J'ai parlé dans mon billet d'hier du rapport de Cyberaide et je ne reviendrais donc pas dessus. Par contre, l'un des arguments entendus ce matin dans la bouche des deux ministres qui ont présenté le projet était directement tiré du rapport et mérite quelques lignes. En effet, il y était affirmé que la Canada constitue un "havre" pour les producteurs de pornographie juvénile. Un examen approfondi de la méthode de cueillette des données nous aide à comprendre comment on en arrive à une telle affirmation.
En effet, les affaires traitées par Cyberaide et inclues dans son analyse résultent de signalements de la part du public. Or depuis la fin de l'année 2006, Cyberaide et les principaux fournisseurs d'accès à Internet canadiens ont établi le projet Cleanfeed, qui consiste à bloquer une liste de sites connus pour leur association à des contenus de pornographie juvénile. La spécificité de ce projet est que les sites bloqués sont exclusivement situés à l'extérieur du Canada. Il en résulte que les usagers canadiens sont sous-exposés à des contenus problématiques provenant de l'étranger et sur-exposés à des contenus hébergés à l'intérieur du pays. Cela implique un très fort biais dans les signalements du publics, qui sont à leur tour analysés pour produire des données tendant à démontrer la place de mauvais élève occupée par le Canada. Cette initiative qui semble par ailleurs fonctionner de manière satisfaisante est paradoxalement à l'origine d'un discours tendant à renforcer la peur du public.
Quant au projet de loi, il n'est pas encore connu dans tous ses détails. Tout juste sait-on que les fournisseurs de services Internet au public seront tenus de signaler des contenus de pornographie juvénile, et que ceux qui ne se conformeront pas à cette obligation s'exposeront à des amendes progressives de 1,000$, 5,000$ et 10,000$, ainsi que peines d'emprisonnement de 6 mois.
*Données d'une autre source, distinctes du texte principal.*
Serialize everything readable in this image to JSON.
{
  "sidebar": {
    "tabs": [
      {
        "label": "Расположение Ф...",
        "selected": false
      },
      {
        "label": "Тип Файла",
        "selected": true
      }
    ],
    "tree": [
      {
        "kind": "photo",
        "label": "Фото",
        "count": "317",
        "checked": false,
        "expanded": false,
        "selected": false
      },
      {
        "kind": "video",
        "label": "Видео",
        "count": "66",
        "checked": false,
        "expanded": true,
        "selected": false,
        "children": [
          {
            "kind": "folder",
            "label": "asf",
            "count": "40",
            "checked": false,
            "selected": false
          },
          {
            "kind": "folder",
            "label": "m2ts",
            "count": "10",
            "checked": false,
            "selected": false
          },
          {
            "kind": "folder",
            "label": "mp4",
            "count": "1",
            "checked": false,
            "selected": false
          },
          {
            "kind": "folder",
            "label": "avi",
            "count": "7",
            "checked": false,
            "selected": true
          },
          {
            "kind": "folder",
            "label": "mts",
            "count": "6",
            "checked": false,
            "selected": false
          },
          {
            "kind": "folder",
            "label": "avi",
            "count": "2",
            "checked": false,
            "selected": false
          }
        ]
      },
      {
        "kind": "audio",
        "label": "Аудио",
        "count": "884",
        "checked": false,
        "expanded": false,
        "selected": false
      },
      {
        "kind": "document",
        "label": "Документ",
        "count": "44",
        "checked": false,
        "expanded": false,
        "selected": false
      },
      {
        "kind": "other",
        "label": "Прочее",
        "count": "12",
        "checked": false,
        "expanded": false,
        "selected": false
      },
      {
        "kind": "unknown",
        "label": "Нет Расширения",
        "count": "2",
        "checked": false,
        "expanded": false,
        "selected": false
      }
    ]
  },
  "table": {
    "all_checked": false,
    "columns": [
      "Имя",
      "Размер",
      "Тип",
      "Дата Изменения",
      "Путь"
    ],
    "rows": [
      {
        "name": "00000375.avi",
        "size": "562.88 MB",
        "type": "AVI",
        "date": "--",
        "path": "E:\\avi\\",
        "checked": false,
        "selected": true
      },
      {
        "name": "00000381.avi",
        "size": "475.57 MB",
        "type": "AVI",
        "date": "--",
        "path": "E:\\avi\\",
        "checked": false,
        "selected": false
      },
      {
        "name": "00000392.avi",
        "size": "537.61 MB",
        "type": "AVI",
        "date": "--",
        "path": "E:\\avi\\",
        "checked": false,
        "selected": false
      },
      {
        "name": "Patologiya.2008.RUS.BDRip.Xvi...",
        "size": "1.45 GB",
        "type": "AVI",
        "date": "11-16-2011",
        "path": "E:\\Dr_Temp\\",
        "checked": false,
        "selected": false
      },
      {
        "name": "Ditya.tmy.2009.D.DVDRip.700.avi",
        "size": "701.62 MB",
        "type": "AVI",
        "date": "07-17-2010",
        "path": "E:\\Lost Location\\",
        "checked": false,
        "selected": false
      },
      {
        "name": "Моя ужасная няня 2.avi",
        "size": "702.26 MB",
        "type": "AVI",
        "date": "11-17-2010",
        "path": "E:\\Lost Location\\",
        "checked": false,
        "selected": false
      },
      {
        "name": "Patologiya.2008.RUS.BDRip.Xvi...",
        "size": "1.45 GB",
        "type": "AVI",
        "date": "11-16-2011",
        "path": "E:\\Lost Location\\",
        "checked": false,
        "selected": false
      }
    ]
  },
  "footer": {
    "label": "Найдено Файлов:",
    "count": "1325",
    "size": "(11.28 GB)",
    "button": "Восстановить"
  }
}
Mais cette approche répond-elle vraiment à un besoin des forces de l'ordre? Pas forcément de l'avis de l'Ombudsman fédéral des victimes d'actes criminels qui affirmait dans un rapport datant de l'été 2009:
Le signalement obligatoire comme tel n’aura probablement pas beaucoup d’incidence sur la lutte contre l’exploitation sexuelle d’enfants en ligne. Les organismes d’application de la loi indiquent qu’ils ont déjà de la difficulté à traiter le nombre de cas qui sont portés à leur attention. Le problème le plus grave n’est donc pas le manque de signalements. (p. 12)Il s'agit d'une admission d'une rare candeur dans un rapport qui préconise par ailleurs la mise en place d'un arsenal législatif augmentant considérablement les pouvoirs d'enquête des services de police.
D'autre part, il ne semble pas que la loi spécifie les moyens qui devront être employés ou comprenne des mécanismes afin de s'assurer que les fournisseurs signaleront de manière optimale les contenus en question. En effet, l'expérience dans le secteur bancaire démontre qu'une loi ou une réglementation mal pensées aboutissent en général à des effets pervers comme des niveaux de sous-déclarations (conformité symbolique) ou de sur-déclarations (conformité défensive) de la part des organismes visés. Dans le cas de sur-déclaration, cela aurait par exemple pour effet de submerger les rares ressources policières disponibles, et de nuire indirectement aux enquêtes en cours.
Si l'implication du secteur privé dans les efforts de lutte contre la pornographie juvénile est incontournable, l'utilité d'une loi aussi coercitive et peu flexible risque de montrer bien vite ses limites, à moins que des ressources importantes soient dégagées pour veiller à son application et qu'une politique plus inclusive à l'égard des divers partenaires l'accompagne.